President John F. Kennedy delivered a speech addressing the joint convocation of Pacific Lutheran University and the University of Puget Sound on September 27, 1963. The buttons below link to PLU archival materials and other key resources. Scroll down to read a summary of the president’s address and view photos and documents from the PLU Archives.

Lutes and Loggers Fill Cheney Stadium

A sunny September morning in 1963 saw US president John F. Kennedy touching down in Cheney Stadium, arriving amid an eager crowd of as many as 25,000, according to News Tribune estimates. Kennedy met Pacific Lutheran University and University of Puget Sound presidents Robert Mortvedt and R. Franklin Thompson, and was flanked by two rows of university professors as he exited the helicopter–a security strategy and an opportunity for these faculty to get close glimpses of Kennedy. He took the podium and delivered a 13-minute address in honor of the convocation of both universities.

President Kennedy walks alongside PLU President Mortvedt and UPS President Thompson through the crowd of students, faculty, and community members.
Governor Albert Rosellini introduces speakers as President Kennedy looks on

A Message of Hope to Tacoma's Youth

The president’s speech focused on the importance of preserving and nurturing the potential of both student minds and the Northwest’s natural resources. His resounding message stressed the role of education in meeting the sociopolitical and environmental problems facing the nation. Kennedy’s optimism energized the crowd, as when he sketched out his rosy vision for the coming years: “I want to see…the best brains we have meeting the most difficult problems this country has ever faced.” He described his tour of the American west as a “trip of conservation” and urged “the talented and able people of this state [to] make the judgments on recreation and conservation and wise use of our resources now with a long look forward, not for this decade, but for the next generation.” Eerily, Kennedy’s words were likely informed by his visit to the Hanford nuclear site the previous day, which at the time seemed to promise an exciting future in renewable, US-made energy, and would prove to be environmentally disastrous.

So the assignment, it seems to me, in the 1960s, is to produce all of the educated talent we have, not merely to produce outstanding businessmen, though we need them, and lawyers, though we need them, but also to produce men and women with a sense of the public responsibility, the public duty.

–President Kennedy

A Bittersweet Memory

For all the crowd’s awe and enthusiasm over being, briefly, within yards of the president, memories of this event would take on a more tragic significance after Kennedy’s assassination less than two months later.

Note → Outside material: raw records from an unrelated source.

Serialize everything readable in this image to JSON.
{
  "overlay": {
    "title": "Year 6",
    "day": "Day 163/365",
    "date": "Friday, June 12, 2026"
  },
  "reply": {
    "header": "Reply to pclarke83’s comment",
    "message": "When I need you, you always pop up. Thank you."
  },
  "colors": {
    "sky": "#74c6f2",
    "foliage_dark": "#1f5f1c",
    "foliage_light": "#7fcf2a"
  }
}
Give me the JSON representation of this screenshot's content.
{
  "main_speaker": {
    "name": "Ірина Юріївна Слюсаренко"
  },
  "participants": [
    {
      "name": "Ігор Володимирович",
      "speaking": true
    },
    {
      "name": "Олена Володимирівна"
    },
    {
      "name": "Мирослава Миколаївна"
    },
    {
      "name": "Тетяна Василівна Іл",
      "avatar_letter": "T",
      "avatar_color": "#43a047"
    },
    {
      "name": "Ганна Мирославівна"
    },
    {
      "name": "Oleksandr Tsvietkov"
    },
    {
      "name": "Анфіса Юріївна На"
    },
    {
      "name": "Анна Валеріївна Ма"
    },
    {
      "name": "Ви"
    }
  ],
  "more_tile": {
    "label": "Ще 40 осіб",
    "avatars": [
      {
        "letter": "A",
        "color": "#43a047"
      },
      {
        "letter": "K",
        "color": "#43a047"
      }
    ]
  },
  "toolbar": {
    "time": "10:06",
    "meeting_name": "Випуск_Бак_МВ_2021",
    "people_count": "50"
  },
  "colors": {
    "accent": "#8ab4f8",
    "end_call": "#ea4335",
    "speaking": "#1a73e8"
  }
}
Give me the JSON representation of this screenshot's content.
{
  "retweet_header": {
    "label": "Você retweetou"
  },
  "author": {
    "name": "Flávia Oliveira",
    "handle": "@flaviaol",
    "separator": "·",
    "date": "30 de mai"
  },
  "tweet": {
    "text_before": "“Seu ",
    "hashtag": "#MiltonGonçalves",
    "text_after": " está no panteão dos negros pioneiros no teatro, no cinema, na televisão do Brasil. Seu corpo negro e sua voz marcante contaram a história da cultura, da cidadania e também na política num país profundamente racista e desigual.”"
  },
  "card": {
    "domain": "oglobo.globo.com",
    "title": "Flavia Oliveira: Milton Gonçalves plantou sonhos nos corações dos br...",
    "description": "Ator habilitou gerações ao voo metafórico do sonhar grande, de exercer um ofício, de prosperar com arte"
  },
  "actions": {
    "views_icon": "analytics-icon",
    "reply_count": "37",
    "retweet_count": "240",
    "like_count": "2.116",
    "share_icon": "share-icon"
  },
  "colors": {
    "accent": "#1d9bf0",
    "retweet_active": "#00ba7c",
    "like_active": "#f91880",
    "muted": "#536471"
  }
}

PLU president Mortvedt reflected in a university bulletin that “[h]is fine mind can no longer range over the political and social problems of mankind, cutting to the marrow of reality as he saw it. … He gave a part of himself to the people of Tacoma and to the students attending the two Universities which were fortunate enough to be his hosts.”

President Kennedy addresses the crowd of energized young people.